Places

Alnwick

This Northumbrian market town on the south bank of the River Aln was a staging post on the Great North Road between Edinburgh and London. The town’s castle was the home of the most powerful medieval northern baronial family, the Earls of Northumberland. In support of his ‘rural renaissance’ thesis Richard Pears estimates that £70,000 to £80,000 were spent by the Duke and Duchess of Northumberland on their restoration of Alnwick Castle after 1755 which amounts to between 7 and 8 million pounds in today’s money.

These aristocrats were patrons of the actor-manager Stephen Kemble who opened a theatre in the town in the summer of 1796. They had been absent for the previous four years and Kemble’s visit was timed to coincide with their arrival. A large company of sixty-two dined at the castle in early September and four families remained as visitors for several days. On 10 September Kemble presented The English Merchant and Children in the Woods commanded by the Duke of Northumberland. Kemble probably constructed a fit-up theatre somewhere in the town for his visit. An undated playbill promoting Stordy’s company at Alnwick from the early 1790s advertises that a performance of John Home’s Douglas was held in the town hall.
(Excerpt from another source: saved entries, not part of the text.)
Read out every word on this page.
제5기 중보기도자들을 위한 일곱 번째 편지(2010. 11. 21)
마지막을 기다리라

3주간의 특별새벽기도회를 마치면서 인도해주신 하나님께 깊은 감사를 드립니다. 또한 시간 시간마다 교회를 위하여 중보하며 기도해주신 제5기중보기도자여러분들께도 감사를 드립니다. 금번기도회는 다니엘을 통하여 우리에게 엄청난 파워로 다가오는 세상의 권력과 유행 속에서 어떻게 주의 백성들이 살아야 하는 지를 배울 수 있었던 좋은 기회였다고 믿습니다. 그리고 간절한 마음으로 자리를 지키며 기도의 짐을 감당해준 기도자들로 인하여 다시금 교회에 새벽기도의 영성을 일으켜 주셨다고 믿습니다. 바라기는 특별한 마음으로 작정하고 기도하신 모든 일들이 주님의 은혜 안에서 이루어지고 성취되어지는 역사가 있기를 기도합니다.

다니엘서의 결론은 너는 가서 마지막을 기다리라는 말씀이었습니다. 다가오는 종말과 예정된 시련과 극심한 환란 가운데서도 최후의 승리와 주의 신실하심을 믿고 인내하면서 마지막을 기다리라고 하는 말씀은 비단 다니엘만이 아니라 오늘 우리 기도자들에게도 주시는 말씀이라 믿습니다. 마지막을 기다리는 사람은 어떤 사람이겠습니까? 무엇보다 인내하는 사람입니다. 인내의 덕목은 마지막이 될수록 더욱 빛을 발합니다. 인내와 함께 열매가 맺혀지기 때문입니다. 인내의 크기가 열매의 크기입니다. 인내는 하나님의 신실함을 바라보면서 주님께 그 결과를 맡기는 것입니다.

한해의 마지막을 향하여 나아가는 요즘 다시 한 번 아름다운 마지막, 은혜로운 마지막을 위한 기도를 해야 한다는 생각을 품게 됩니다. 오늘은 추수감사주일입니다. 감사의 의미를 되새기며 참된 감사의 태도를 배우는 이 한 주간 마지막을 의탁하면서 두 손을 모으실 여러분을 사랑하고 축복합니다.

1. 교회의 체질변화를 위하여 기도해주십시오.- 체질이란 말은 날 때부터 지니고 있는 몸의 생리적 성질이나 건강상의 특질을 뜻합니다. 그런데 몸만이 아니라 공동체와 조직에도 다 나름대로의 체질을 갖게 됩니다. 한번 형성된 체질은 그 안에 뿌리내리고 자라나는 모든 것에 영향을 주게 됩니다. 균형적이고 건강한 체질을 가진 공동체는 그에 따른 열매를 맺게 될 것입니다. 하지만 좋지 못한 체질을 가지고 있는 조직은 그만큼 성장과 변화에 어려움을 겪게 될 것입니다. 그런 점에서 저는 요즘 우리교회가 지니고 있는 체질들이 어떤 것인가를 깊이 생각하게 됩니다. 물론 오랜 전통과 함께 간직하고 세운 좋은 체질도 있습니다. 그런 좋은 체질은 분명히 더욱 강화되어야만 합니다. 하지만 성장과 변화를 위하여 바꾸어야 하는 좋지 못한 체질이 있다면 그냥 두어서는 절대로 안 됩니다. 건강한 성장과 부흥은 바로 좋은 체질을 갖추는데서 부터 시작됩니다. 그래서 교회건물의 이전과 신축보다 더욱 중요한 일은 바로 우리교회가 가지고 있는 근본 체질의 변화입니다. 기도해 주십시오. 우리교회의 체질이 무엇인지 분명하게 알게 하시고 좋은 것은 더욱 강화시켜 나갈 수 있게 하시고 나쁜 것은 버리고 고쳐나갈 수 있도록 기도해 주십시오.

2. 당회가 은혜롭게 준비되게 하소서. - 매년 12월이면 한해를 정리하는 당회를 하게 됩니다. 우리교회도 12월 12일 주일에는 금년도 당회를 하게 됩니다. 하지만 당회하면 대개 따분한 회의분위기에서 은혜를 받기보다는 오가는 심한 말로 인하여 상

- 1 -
A later playbill from 1812 advertises performances at a theatre in Bondgate Street by another strolling company.

The political agitator George Greive was the son of an Alnwick attorney and an associate of Thomas Slack, the proprietor of the Newcastle Chronicle. Rachel Hammersley argues that Jean-Paul Marat’s known connections to Newcastle-upon-Tyne were most likely developed by his friendship with Greive.